Monday, 1 June 2009


I hold my hands up and admit that I have never read a Jack Giles book.
Until the other day that is.
When it's revision time it's not that easy to take out time to read but by the end of half-term I thought that I should take a break.
'Poseidon Smith:Vengeance Is Mine' was Jack Giles first book published in 1984 by Robert Hale.
The first few chapters follows three violent men who are released from prison after a ten year prison sentence. I got to know these three so well that I disliked them. All they want to do is kill the man who ran off with the proceeds of a robbery and left them to rot in the prison.
The book moves from them to the quiet town of Ruskin, Texas and the happy event that is taking place. The preacher's sister, Andromeda, is about to get engaged to the local rancher - except that the rancher is not all that he makes out to be.
The Sunday School children are to be given a treat and are being shown how a big ranch works.
All arranged by the preacher, Poseidon Smith, who manages to bring people around to doing things that he suggests by making them think that they thought of the idea in the first place.
And Poseidon Smith talks like a preacher and, I think, is what attracted me to this character.
The mood of the book changes and it disturbed me.
The outlaws arrive and a shoot out comes about as they try to escape and caught in the middle are the Sunday School children. There are casualties on all sides and that included the children.
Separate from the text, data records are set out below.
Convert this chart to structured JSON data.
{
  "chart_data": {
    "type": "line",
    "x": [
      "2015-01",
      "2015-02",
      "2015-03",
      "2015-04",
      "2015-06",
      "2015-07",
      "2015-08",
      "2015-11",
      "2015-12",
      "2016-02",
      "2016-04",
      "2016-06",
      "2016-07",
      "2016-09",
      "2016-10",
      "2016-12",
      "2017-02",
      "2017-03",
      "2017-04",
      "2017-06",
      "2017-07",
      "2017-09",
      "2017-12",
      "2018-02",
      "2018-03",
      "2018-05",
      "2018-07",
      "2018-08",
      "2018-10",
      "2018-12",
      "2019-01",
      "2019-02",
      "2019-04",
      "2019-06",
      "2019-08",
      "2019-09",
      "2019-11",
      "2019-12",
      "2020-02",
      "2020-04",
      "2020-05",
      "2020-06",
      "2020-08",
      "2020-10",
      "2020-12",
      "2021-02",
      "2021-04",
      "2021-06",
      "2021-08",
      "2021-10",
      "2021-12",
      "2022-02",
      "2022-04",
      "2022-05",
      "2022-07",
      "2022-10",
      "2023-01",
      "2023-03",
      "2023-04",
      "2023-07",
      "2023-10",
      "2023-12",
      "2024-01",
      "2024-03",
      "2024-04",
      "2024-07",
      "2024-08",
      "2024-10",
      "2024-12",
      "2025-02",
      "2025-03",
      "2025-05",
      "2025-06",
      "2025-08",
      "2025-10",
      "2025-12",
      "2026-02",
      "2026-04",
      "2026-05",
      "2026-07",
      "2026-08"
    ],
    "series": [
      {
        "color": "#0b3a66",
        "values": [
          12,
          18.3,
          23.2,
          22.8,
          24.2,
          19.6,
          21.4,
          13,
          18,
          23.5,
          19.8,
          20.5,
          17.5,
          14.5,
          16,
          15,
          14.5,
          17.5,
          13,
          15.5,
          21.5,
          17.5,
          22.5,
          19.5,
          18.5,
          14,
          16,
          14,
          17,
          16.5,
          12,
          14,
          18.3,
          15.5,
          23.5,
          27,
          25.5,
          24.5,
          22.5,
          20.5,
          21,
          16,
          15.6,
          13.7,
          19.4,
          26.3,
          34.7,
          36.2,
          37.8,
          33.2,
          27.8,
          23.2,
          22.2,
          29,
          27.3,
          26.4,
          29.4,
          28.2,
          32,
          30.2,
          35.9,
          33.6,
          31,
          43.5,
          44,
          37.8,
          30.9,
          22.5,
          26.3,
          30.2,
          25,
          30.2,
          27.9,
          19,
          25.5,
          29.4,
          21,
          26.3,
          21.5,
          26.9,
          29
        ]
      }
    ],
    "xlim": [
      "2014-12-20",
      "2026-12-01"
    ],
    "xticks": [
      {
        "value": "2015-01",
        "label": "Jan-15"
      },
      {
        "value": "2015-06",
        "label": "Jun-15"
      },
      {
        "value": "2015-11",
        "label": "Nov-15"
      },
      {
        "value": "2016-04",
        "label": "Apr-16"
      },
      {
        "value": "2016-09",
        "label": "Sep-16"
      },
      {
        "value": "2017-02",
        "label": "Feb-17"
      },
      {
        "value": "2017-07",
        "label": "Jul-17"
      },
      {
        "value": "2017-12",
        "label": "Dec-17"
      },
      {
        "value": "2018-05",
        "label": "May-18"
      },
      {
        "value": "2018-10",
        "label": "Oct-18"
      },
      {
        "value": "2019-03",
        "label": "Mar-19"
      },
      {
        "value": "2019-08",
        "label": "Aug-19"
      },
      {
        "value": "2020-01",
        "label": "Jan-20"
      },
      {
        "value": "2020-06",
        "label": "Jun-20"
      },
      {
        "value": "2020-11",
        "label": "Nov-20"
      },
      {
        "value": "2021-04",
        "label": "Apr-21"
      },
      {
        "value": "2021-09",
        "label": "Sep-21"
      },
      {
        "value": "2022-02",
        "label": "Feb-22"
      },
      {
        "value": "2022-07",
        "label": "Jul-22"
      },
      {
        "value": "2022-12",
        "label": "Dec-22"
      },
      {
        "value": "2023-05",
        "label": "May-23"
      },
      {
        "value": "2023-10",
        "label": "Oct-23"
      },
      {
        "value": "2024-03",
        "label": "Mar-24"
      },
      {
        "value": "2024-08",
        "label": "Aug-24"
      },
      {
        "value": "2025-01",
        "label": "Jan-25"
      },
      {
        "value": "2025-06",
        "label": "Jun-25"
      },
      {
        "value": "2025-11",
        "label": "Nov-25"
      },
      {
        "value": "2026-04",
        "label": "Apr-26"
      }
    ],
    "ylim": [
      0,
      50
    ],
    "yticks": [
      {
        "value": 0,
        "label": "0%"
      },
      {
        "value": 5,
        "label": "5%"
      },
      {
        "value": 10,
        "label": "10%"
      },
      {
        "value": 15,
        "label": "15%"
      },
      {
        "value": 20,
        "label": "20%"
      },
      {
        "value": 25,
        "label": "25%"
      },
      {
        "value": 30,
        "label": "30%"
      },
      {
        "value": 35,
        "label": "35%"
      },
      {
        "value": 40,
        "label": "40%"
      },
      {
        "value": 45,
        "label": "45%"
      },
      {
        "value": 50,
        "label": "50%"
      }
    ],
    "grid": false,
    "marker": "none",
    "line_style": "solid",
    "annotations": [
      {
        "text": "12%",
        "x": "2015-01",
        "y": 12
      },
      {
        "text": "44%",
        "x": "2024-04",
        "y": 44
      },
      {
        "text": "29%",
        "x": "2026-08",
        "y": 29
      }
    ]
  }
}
I didn't expect that and I don't know if anyone has done that before.
Stung by the tragedy Poseidon Smith struggles with his faith and blames himself. Armed with an ancient pepper pot pistol he hunts the killers down but he does not know until the end just who he is going to face.
The book reads like a film and I could 'see' it all happening.
I asked the author why he included the scene that disturbed me.
"Reality. Back at the time when when Texas was fighting to be free of Mexican rule there was an incident in Missouri. The Mormons had populated an area called Haun's Mill and most people resented the presence of these 'Chosen People' so they took matters into their own hands. They didn't care who they killed in that massacre - men, women and children were fair game. In 'Poseidon Smith' the attitude of the outlaws is 'if it moves kill it' and, in real life, as you see on the news children are the casualties of war.
I don't know what was in my mind when I wrote the book but I would guess that I was thinking something like that at the time. Couple that with this thought - what would have broken Poseidon Smith's faith?"
Despite it all I found this book to be, well, things stick in my mind. That has to be a good thing.

1 comment:

  1. Thanks, Dominic, for bringing this up. It's a shame that some great stories like this are out of print. If Hale won't reprint, then maybe Express Westerns should think about it?